Que el protagonista sea un niño y que la mayoría de sus compañeros de correrías también lo sean es un hecho que califica a El río como una de las más formidables denuncias en torno a las condiciones de la infancia abandonada y a los sistemas represivos para estigmatizarla, controlarla y castigarla porque sí o cuando recurre al robo como forma de subsistencia. Y que Gómez Morel cuente las cosas que cuenta sin un ápice de demagogia, desde dentro, con la naturalidad de lo inevitable, da a las páginas de El río mucha mayor fuerza y veracidad que cientos de tratados sociológicos, psicológicos, históricos o de cualquier índole. Además, que todo lo que se refiera sea real y que cada uno de los personajes cuestione, aun cuando sea de forma primitiva e inconsciente, a cuantos les persiguen, es decir, a casi todo el mundo, otorga un tono particularmente subversivo al texto. Así, pelusas, rateros, lanzas, prostitutas, regentas, proxenetas, reducidores, presos y tantos otros, mezclados con policías, detectives y gendarmes de nivel inferior, ocupan el lugar que, de manera habitual, nuestras ficciones daban -y siguen dando- a la clase alta y media. El río es, pues, la otra cara del espejo de nuestro país, una cara estrepitosa y furibunda que, obviamente, pocos quieren ver y de la que nadie o casi nadie quiere saber.
Es ineludible que, después de tanto tiempo y cuando la violencia se ha instalado definitivamente en la literatura y el arte, sea difícil asustarse ante las aventuras de El río . Aquello que otrora fue chocante o repulsivo, en la actualidad es moneda corriente. Tampoco hay aquí reparos: lo que ayer sucedía, sigue ocurriendo hoy, aunque por suerte parece que a escala menor. En este sentido, Gómez Morel sigue siendo vigente.
Lamentablemente, al momento de juzgar este título en términos literarios y por más buena voluntad que se tenga, resulta imposible pasar por alto sus carencias y fallas. Compuesta en breves capítulos y con escasas descripciones, la crónica no tiene progresión dramática alguna, los incidentes se presentan aislados y sin relación unos con otros, los actores no experimentan ninguna evolución, las situaciones se estancan y fuera de algún momento sensacional, se diría que estamos ante una sucesión de instantáneas congeladas.

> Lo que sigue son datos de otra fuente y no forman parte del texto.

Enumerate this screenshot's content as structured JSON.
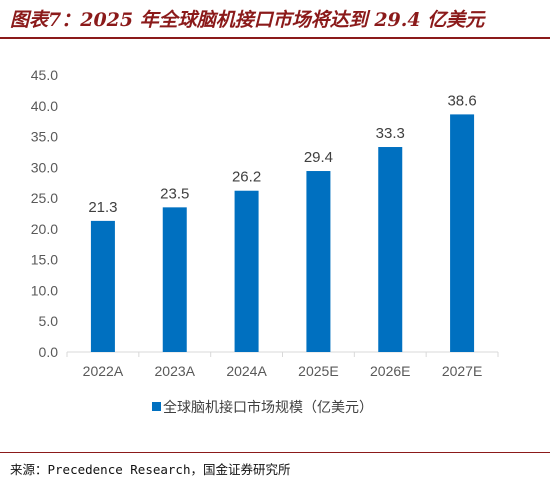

Peor aún es la insistencia de Gómez Morel en proporcionarnos un interminable listado de las leyes del hampa y las reglas de conducta del submundo, en una suerte de manual para maleantes: está prohibido entre los choros hacer tal cosa; los principios del cafiche dictan que haga esto, lo otro y lo de más allá; "un pegador, por lo general, es violento, astuto, bebedor, mujeriego y bailarín"; "la patinadora tiene como norma defenderse de quien busca gratis el amor que se vende", y suma y sigue. Cuando es áspero, destemplado, veloz, el escritor puede llegar a ser notable, pero cae con frecuencia en lo discursivo y en un alambicamiento inadecuado para el tema que ha elegido.
En todo caso, El río trasciende con holgura sus defectos. Y si cuando recién apareció fue saludado como un relato de aprendizaje al revés, en el presente continúa manteniendo un carácter profundamente perturbador y con seguridad seguirá teniendo lectores.